O que é que não era previsível no estranho caso do almirante Gouveia e Melo? É fruto de uma planta enxertada: a sonhada governamentalização das Forças Armadas (concretizada pela nova lei de Bases), objetivo há muito acalentado pelo PS e que também tem a benção de parte substancial do PSD. O vice-almirante, seduzido pelo sabor da maçã do poder, serve assim os objetivos: o poder político livra-se de uma voz incómoda (a do almirante demitido ao pontapé que se permitiu discordar da nova lei de Bases) e sossegam-se os anseios políticos do vice-almirante até à próxima jogada de xadrez. Mas estará dentro do sistema e, por isso, controlável. O dinheirito para reconverter o reabastecedor Bérrio já deve estar coberto pelo PRR. A próxima sucessão para um cargo superior nas Forças Armadas terá já a forma de nomeação de um administrador hospitalar feita pelo ministério competente. Previsivelmente, o doutor Cravinho também há-se ser presidente da AR ou de um grupo folclórico por serviços relevantes ao país.
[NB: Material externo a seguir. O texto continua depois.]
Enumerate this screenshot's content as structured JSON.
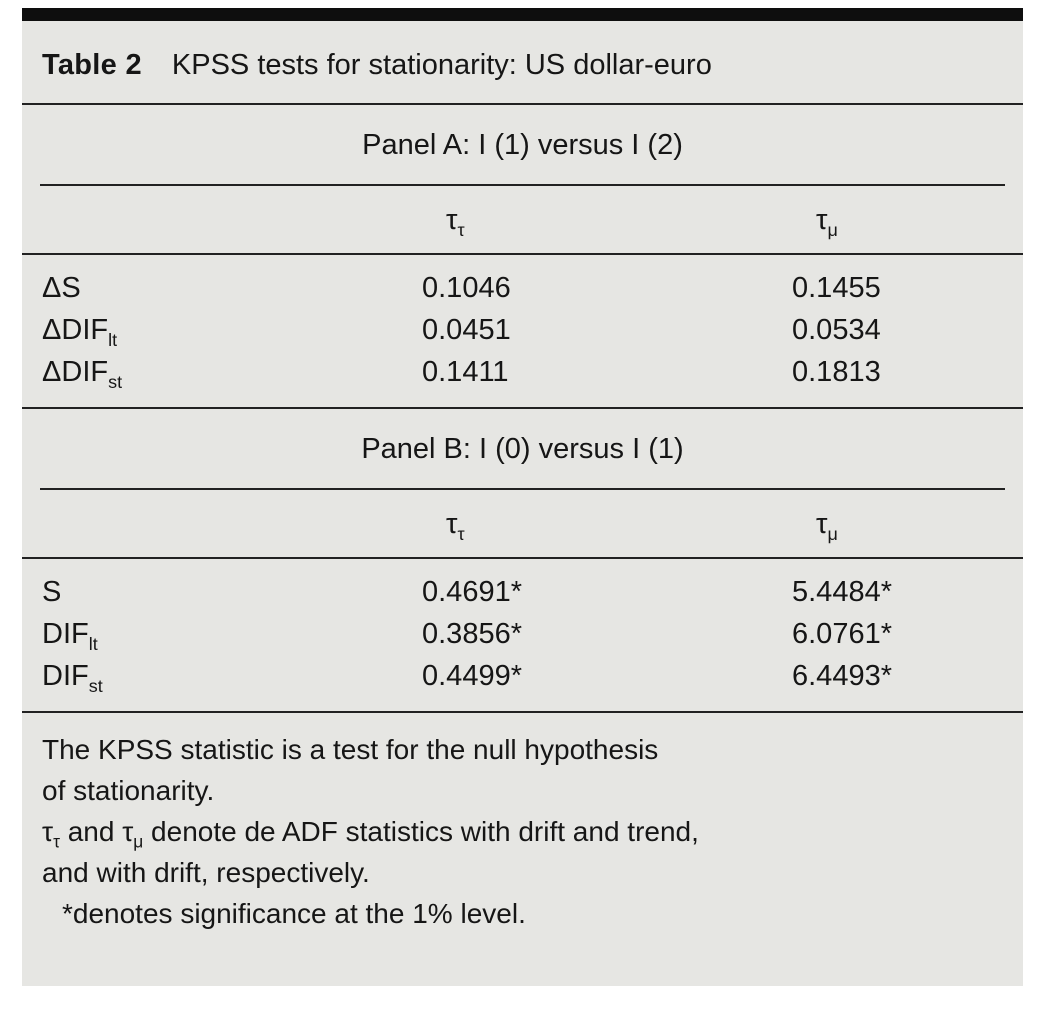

A situação política nacional é um enorme episódio dos “Simpsons”. Onde o tempo passa mas os personagens continuam iguais. Desde o primeiro episódio da série, em 1989, até hoje, Homer trabalha na mesma central nuclear e Bart e Maggie não mudaram. No mundo sucedem-se os acontecimentos, mas os personagens são como o Dorian Gray criado por Oscar Wilde: nunca envelhecem. Da mesma forma os candidatos que se remexem ao sabor do vento nestas legislativas nem sequer arriscam. Lembremos que em 1997 foi colocado à venda o primeiro livro da série de Harry Potter, um mês antes de Tony Blair entrar no nº10 de Downing Street. Blair e Potter tinham semelhanças: tinham ganho reconhecimento pelo charme e novidade. Contra todos os bruxos do mundo (Voldemort, no caso de Potter, Bin Laden no caso de Blair), eles queriam pôr em causa a busca da imortalidade dos seus inimigos. Blair herdava a nação de Thatcher e quando ganhou o poder no Labour em 1994 era considerado um inocente. Ganhou a alcunha de Bambi. Mas depressa foi considerado um Estaline. “Da Disneylândia à ditadura em apenas 12 meses. Não sei qual prefiro”, diria mais tarde o então primeiro-ministro.
Harry Potter queria servir o mundo dos mágicos contra o dos tenebrosos bruxos. Blair tentava seduzir: “nós somos os servos, eles – os eleitores – são agora os mestres”. Mas Blair mostrou quão ténue era (e é) a linha divisória entre os conservadores e os trabalhistas, numa época em que as ideologias eram dinamitadas pela economia de mercado e pela globalização. Mas, no início, Potter e Blair queriam derrubar as estátuas da previsibilidade. Mas hoje o que propõem os nossos políticos? A previsibilidade do costume.»